CAPTCHAs always have “bad timing,” kicking the user out of their flow on the website, driving cart abandonment and reducing conversions. That is why it’s important to keep it user-friendly and short.
One way to make CAPTCHA tests harder for attackers without hurting the human’s user experience is to use invisible honeypots. There are many ways to add such “traps'' within the CAPTCHA page.
Most CAPTCHA-solvers we handle at HUMAN appear on high-profile customer accounts, where the profit from an attack will be more worthwhile. Based on the knowledge we have acquired handling such attacks, we assembled 14 tips to create a strong CAPTCHA, while preserving user experience.
- Randomize both client-side and back-end code
- Make the verification tasks random and hard to predict
- Use dynamic payloads
- Measure as much information as possible on the solve to characterize different solves
- Leverage AI and machine learning
- Create several difficulty levels and serve CAPTCHAs based on specific user data
- Check how and why the user got to the CAPTCHA page
- Consider reducing grace period on specific cases
- Enforce some rate-limiting detections over exonerated users to make sure they don’t abuse the ”Allowlist” token
- Ensure CAPTCHA tasks are clear and well explained
- Hide invisible honeypots that affect only automated tools and not real users
- Make sure the time it takes to complete the task is short and bearable
- Don’t use tasks that rely on knowledge that rely on language, age, education level, etc.
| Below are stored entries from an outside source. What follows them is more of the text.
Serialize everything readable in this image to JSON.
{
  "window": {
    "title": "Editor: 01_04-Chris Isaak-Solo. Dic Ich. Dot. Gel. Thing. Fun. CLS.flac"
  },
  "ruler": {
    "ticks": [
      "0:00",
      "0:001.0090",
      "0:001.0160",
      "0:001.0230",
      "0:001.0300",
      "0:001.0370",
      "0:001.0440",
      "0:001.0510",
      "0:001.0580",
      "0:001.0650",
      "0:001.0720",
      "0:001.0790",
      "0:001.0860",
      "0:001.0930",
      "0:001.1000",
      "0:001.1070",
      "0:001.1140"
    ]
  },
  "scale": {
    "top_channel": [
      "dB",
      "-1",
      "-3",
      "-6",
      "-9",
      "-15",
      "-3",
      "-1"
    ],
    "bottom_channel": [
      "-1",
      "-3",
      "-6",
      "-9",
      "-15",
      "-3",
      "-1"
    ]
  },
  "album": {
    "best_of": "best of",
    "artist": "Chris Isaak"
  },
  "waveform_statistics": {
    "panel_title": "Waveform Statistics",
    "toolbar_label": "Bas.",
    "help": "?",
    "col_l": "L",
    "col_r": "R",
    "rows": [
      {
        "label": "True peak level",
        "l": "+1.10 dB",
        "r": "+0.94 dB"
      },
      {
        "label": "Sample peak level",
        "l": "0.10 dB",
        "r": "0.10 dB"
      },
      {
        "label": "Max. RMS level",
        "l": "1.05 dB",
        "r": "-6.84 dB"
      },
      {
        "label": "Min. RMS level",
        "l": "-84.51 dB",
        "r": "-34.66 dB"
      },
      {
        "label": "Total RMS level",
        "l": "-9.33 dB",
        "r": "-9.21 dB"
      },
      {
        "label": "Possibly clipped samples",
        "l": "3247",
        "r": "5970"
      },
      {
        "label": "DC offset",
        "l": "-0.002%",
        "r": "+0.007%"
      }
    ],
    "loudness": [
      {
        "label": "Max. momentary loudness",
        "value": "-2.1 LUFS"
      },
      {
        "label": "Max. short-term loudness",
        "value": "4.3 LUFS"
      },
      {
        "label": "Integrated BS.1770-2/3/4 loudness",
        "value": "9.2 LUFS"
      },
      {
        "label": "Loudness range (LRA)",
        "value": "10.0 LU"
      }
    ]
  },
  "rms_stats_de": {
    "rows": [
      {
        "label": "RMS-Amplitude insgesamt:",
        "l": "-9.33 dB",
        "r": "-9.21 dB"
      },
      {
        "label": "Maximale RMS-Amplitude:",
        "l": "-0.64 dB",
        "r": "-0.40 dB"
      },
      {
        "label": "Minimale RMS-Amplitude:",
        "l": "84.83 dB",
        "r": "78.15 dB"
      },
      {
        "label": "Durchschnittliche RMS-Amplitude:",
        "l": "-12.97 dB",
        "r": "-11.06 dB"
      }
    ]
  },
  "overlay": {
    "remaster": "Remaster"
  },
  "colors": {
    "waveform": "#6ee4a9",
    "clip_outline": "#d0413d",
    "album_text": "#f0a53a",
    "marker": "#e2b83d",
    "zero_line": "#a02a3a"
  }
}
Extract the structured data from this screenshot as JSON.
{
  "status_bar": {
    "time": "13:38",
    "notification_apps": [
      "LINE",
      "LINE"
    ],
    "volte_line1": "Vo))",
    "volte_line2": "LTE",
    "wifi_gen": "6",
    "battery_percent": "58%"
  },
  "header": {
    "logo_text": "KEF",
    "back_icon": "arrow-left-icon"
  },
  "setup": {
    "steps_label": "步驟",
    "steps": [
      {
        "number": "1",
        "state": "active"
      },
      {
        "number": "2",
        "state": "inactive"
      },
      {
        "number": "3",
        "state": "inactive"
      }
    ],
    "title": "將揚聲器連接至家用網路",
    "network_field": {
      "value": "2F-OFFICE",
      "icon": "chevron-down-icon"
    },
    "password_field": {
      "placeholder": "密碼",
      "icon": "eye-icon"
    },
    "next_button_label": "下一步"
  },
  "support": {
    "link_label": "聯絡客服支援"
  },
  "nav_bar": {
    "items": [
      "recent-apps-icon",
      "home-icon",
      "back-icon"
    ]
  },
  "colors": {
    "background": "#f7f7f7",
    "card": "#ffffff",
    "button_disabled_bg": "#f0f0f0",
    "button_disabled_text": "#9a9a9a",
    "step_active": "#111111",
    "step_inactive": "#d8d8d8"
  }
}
- Avoid presenting tasks that are exhausting and repetitive
It is important to remember that solving a CAPTCHA is not the goal, but a way to reach the goal. CAPTCHAs are just one small piece of the larger web attack lifecycle. Although users are generally hit with CAPTCHAs at login and/or checkout, automated threats exist everywhere throughout their digital journey. Enabling strong user verification without adding friction is critical to protect your revenue and reputation.